As stated above, Cold Comfort Farm is a perfect melodrama. It has a heroine forced into a situation due to circumstances beyond her control and various characters who all, in one way or another, require her guidance. Yet the twist in this is that Flora is not naive, she is intelligent and can see things for what they are. It is her choice to go and live with her relatives in Sussex; she does not have to go and she is aware that she probably won’t like what she sees when she gets there. She has already decided that anything or anyone that can be moulded into her view of the world will be; anything that requires her help and organisation will receive it. At first the book has echoes of Emma by Jane Austen; a young woman trying to help those around her even when her help might not be welcome. But as the story goes on it has more of a Mary Poppins/Nanny Mcphee feel to it; Flora is a woman who knows exactly what she is doing and is a force to be reckoned with.

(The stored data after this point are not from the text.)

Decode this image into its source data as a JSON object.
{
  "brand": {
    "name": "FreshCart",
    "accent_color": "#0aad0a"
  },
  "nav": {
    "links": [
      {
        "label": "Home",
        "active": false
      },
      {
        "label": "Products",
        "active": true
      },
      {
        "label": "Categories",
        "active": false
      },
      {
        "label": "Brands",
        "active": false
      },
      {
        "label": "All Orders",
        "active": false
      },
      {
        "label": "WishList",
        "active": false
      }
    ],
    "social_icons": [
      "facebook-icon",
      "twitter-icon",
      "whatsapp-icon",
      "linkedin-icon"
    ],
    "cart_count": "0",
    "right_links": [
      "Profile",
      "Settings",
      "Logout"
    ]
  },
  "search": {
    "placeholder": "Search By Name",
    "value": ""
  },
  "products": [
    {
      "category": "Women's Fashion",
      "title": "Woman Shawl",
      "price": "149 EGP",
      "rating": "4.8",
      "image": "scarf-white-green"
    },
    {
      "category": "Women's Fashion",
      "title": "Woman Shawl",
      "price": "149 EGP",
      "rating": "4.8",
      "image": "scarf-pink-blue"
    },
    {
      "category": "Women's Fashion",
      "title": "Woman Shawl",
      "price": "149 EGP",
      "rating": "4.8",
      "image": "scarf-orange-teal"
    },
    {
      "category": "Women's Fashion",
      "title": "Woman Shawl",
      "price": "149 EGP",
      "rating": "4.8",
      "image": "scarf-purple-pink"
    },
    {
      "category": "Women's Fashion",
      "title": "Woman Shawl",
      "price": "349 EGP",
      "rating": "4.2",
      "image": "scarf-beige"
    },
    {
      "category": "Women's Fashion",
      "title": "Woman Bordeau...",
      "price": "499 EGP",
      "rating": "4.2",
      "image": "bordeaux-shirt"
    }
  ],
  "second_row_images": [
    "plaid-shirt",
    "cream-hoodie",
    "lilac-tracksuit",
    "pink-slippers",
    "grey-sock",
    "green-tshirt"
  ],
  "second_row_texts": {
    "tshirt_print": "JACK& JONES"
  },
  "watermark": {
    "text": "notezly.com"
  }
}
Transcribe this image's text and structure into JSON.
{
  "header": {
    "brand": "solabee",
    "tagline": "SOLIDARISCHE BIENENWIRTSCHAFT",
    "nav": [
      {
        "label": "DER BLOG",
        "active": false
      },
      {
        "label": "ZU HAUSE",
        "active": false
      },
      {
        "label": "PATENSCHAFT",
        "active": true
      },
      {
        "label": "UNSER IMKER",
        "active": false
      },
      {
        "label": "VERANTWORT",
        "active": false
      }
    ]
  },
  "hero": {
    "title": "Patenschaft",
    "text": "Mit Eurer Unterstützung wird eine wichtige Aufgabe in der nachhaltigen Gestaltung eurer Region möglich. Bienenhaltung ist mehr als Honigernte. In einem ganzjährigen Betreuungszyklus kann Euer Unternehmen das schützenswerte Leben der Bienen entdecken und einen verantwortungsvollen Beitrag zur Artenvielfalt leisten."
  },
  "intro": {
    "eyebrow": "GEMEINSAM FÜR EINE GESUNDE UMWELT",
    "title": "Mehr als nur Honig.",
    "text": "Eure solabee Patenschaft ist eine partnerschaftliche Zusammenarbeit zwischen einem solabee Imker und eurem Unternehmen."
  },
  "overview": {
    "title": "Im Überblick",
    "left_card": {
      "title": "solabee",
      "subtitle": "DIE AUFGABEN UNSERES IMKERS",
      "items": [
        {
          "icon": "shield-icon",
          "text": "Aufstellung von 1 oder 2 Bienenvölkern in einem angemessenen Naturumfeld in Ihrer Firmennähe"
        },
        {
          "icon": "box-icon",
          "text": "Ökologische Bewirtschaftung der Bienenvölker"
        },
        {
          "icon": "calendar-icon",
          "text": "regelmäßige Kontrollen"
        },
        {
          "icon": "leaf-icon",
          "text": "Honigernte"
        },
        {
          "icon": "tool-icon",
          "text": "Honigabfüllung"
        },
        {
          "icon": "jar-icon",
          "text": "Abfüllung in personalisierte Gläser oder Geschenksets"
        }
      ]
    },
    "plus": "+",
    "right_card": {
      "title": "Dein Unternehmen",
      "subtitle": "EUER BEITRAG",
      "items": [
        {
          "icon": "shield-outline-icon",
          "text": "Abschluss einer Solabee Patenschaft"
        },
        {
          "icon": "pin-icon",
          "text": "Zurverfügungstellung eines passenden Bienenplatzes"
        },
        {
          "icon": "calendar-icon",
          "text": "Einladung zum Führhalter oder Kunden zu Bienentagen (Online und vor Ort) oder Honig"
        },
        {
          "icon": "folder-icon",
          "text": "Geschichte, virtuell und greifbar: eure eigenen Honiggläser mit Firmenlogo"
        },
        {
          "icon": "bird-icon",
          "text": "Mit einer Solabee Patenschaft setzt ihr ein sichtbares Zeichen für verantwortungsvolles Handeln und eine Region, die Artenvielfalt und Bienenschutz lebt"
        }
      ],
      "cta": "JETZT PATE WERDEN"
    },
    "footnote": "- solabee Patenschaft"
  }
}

What I liked about this book: Well the obvious one is Flora. She is different from most heroines you find in this sort of book. She is fully aware of her actions and the repercussions and faces up to her mistakes. She is very frank with the reader yet she does not lie to the characters she is involved with in the story, more that her manners always shine through when giving guidance to the various members of her new family. I also love the cows: Feckless, Aimless, Graceless and Pointless. Bless them, they seem to get ignored by everyone except the slightly mad, 90 year old farm hand Adam and with such unfortunate names they definitely stand out.
What I didn’t like about this book: It is supposed to be a comedy. If you read any of the original broadsheet reviews the general gist is that this book is hilarious. I think the comedy in this book does not transpose across the eighty years since it was published as I found it amusing, but not hilarious. As it is a melodrama I think most of the comedy is situation comedy and would be funnier if you lived in the period it is set in.
I definitely enjoyed this book and would recommend it to anyone who has a fondness for period dramas or light-hearted stories. I will also investigate if Stella Gibbons published anything after this book as I feel it would be worth reading.